Malgré cette décision non contestée par le CHU de Toulouse qui a fait retirer la fresque incriminée, il a fallu attendre janvier 2023 pour qu’une instruction ministérielle enjoigne tous les établissements publics abritant des fresques pornographiques à les supprimer.
Plus d’un an plus tard, la presse nous apprend que non seulement ce travail est loin d’être abouti mais qu’il existe encore dans la communauté médicale des « résistances » à ce qui est vécu comme une « atteinte à la culture carabine ».
En tant que médecin, interne de médecine et ancien représentant syndical, je suis profondément atterré par cette réaction puérile qui consiste à voir dans le droit de peindre des pénis sur des murs un marqueur d’une soi-disant culture carabine.

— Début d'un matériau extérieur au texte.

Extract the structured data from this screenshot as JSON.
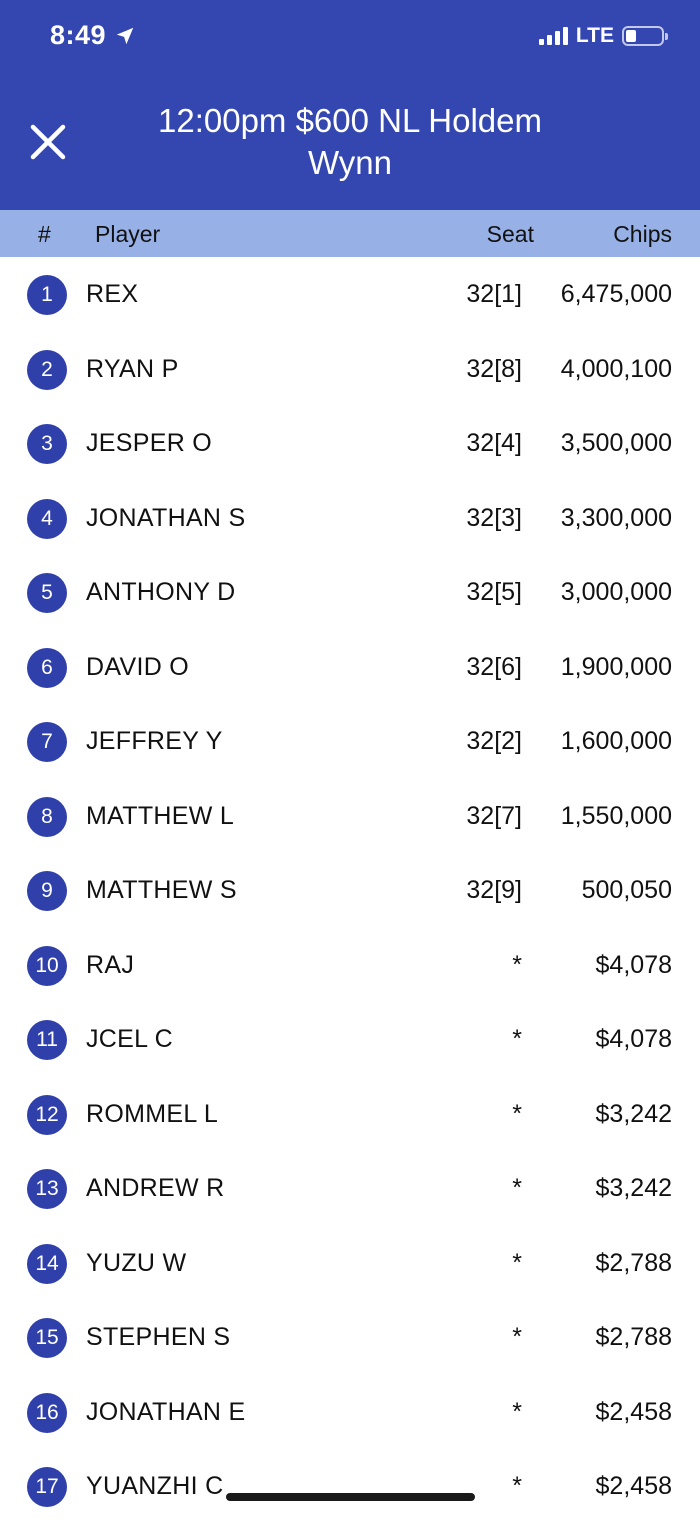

Si celle-ci est suffisamment fragile pour ne pas résister à ce qu’on enlève des murs de nos salles de restauration des scènes pornographiques, alors à quoi bon la faire perdurer ?
La culture carabine justifie de nous exposer à ce type de représentation de la sexualité, se référant majoritairement à l’avilissement des femmes, par le fait que nous, médecins, seraient confronté·e·s très jeunes à des situations éprouvantes émotionnellement (maladie, décès, contraintes organisationnelles liées à la crise perpétuelle que vit l’hôpital public depuis plus d’une décennie). Il s’agirait donc d’exorciser notre mal-être en mettant à nu les corps, en exposant des sexualités violentes et dominatrices.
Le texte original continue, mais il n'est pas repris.